What Is a Halving?

A halving, also known as a halvening, is a deflationary event that occurs in a blockchain system, resulting in a reduction of block subsidies or rewards for validating transactions.

During a halving, the rewards received for mining or validating blocks are cut in half.

This event is significant because it decreases the rate at which new supply enters circulation, thereby increasing the scarcity of coins or tokens.

Halvings in Bitcoin

Halvings are programmed directly into the blockchain’s code and their timing is known in advance.

For example, in Bitcoin, the rewards decrease approximately every four years.

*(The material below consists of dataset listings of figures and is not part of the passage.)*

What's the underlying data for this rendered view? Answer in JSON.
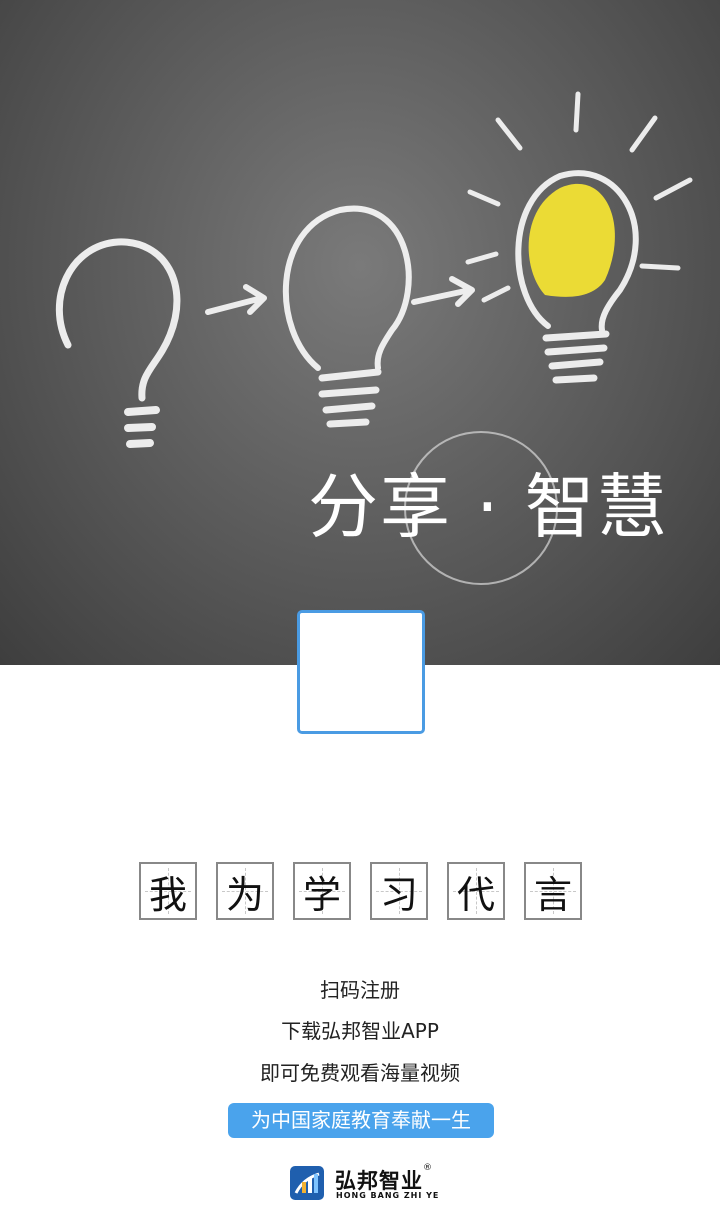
{
  "hero": {
    "title": "分享 · 智慧",
    "accent_bulb_color": "#f2e233"
  },
  "qr_code": {
    "frame_color": "#4a9be3"
  },
  "slogan": {
    "chars": [
      "我",
      "为",
      "学",
      "习",
      "代",
      "言"
    ]
  },
  "info": {
    "line1": "扫码注册",
    "line2": "下载弘邦智业APP",
    "line3": "即可免费观看海量视频"
  },
  "tagline": {
    "text": "为中国家庭教育奉献一生",
    "color": "#4aa3ec"
  },
  "brand": {
    "name_cn": "弘邦智业",
    "name_en": "HONG BANG ZHI YE",
    "registered_mark": "®"
  }
}
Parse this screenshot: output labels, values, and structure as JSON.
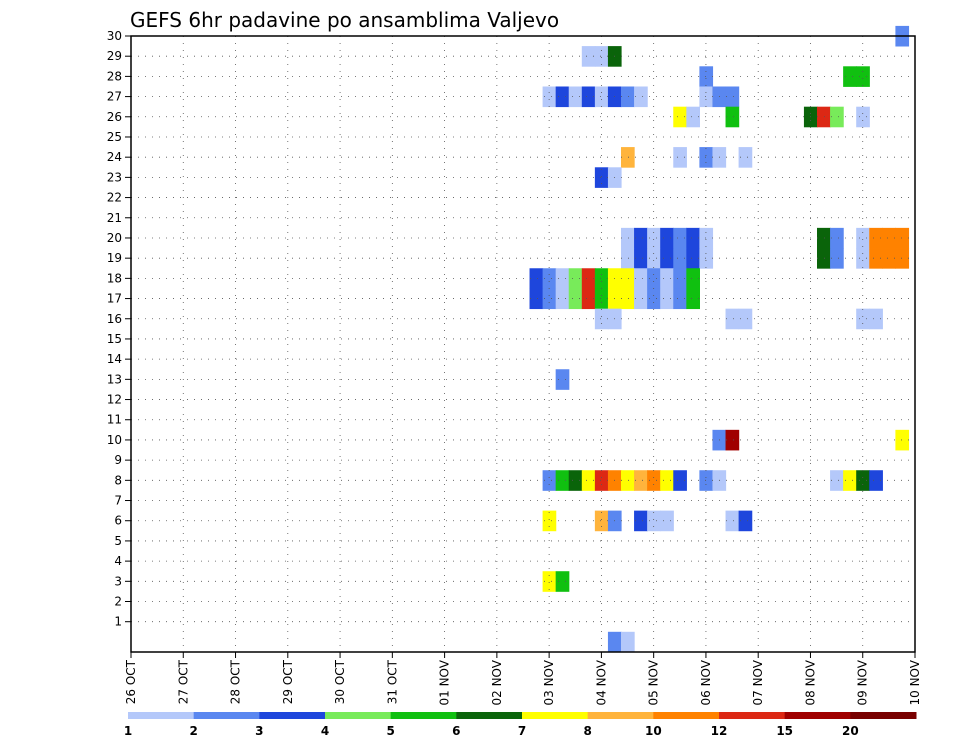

The block rewards in Bitcoin are 6.25 BTC per block (900 BTCs daily), down from 12.5 BTC (1800 BTCs) since the second quarter of 2020.

This reward reduction will continue to occur every four years until the last Bitcoin is mined, which is estimated to happen around 2140.

Halvings and Predictability

Halvings bring the advantage of making the emission schedule more predictable, allowing for a better estimation of circulating supply over time.

This predictability can contribute to determining the valuation of tokens with greater accuracy.

Most cryptocurrencies that are not pre-mined incorporate a design feature where staking or mining rewards decrease over time.

New projects often aim to introduce only the minimum viable supply required at launch to increase its initial value.

Catalysts for Price Surges

Bitcoin has experienced three halvings so far, with the previous ones occurring in 2016 and 2012.

Each halving was followed by a significant increase in Bitcoin’s price due to the increased scarcity and reduced supply from miners.

Other notable cryptocurrencies that have undergone halvings include Bitcoin Cash and Litecoin.